„Ich fass es nich!
Schon wieder ein Märchen-Thread!
Der spinnt ja wohl, der 7schläfer!“
Wie im Märchen, gibt es auch im realen Leben eines Uhrenliebhabers phantastische Momente der Begeisterungund manchmal der Enttäuschung
. Trotz aller Begeisterung nämlich über drei sehr schöne Tage Ende Juli im sächsischen Erzgebirge mit drei ebenfalls komplett uhrengeschädigten Members aus diesem an schädlichen Einflüssen
beunruhigend reichen Forum …
[Der Eingeweihte erkennt an diesem wirren Satzanfang nicht nur die konfuse seelische Verfassung des Autors, sondern auch die märchentypischen magischen Zahlen: 3 Tage, 3 Members, im 7. Monat, gefolgt von 3 Ausrufezeichen!!!]

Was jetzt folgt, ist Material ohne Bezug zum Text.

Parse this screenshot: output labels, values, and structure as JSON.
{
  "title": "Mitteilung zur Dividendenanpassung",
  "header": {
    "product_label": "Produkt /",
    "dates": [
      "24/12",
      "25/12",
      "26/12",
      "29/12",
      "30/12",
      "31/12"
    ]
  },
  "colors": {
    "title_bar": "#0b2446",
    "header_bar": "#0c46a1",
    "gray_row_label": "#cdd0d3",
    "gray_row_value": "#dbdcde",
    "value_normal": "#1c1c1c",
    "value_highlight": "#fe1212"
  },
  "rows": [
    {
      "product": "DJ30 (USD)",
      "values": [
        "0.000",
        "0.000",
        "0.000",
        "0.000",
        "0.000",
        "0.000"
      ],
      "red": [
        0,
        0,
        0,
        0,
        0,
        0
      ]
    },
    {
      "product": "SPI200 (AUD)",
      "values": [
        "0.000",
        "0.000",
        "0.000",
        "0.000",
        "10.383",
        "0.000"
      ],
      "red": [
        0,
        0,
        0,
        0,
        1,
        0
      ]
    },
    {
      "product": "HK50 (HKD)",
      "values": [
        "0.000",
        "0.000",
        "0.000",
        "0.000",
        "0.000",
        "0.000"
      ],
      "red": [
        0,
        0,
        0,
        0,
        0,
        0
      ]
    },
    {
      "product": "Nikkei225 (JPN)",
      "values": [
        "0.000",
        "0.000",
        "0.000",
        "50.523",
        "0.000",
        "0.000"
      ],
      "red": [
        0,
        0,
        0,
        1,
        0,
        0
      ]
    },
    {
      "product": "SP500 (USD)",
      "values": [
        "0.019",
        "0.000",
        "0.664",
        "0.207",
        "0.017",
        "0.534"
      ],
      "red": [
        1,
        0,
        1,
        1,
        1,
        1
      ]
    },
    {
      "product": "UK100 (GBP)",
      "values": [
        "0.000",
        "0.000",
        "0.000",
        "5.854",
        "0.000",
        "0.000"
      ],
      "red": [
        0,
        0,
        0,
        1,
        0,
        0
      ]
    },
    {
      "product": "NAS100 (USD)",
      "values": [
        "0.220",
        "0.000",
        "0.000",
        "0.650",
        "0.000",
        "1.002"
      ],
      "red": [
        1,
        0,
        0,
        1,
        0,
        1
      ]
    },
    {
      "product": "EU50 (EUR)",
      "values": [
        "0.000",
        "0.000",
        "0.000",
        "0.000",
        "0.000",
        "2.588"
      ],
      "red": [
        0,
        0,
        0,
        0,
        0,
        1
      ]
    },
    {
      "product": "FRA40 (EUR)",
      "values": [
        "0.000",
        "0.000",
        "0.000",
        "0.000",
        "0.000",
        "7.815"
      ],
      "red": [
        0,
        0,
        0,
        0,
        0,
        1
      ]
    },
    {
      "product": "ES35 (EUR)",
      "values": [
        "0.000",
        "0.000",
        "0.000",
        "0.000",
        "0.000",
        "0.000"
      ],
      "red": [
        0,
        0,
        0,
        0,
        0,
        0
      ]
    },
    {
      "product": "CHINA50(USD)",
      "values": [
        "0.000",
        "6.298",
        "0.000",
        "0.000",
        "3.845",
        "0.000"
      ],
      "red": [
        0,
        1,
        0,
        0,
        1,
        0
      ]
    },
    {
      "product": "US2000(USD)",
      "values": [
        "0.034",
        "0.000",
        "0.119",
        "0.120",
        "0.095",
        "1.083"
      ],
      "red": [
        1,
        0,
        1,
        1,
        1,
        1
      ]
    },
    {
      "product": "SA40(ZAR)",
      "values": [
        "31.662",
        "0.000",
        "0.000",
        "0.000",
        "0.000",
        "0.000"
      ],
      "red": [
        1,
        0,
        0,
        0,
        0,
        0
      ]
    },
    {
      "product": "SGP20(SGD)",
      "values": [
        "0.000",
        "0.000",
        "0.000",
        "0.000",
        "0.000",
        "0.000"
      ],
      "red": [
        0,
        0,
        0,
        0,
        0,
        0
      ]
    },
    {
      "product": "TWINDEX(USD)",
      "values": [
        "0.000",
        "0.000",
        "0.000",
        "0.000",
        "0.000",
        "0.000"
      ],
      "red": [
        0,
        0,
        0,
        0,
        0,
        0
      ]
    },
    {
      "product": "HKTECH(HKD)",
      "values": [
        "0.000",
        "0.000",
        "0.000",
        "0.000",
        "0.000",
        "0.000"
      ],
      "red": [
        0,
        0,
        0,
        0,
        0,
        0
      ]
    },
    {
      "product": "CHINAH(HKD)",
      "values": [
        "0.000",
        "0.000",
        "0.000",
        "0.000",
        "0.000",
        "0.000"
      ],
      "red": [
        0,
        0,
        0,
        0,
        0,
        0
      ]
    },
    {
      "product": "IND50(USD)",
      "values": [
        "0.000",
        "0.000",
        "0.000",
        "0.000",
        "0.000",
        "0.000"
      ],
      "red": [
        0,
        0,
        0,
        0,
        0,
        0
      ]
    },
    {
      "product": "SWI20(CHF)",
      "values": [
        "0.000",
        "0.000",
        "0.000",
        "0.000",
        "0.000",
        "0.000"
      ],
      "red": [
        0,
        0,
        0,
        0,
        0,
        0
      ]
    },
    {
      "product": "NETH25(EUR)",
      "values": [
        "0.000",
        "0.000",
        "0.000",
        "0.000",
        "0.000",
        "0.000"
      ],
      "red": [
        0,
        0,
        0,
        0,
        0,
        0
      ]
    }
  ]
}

… gab es an diesen Tagen bei mir eine solche Enttäuschung sogar gleich doppelt: während der Werksführungen bei Glashütte Original und bei A. Lange & Söhne.
Womit wir jetzt endlich beim vollständigen Thread-Titel angelangt wären, der da lautet:
„Knusper, knusper, Knäuschen, vom wem stammt bloß das Häuschen?“
Mögen Werk und innere Werte einer Luxus-Armbanduhr vielleicht „in house“ gefertigt sein, so sind es die Teile, die man täglich anfasst und denen man meist romantisch verklärt ins Auge blickt, noch lange nicht: das Gehäuse nämlich, das Zifferblatt und die Zeiger.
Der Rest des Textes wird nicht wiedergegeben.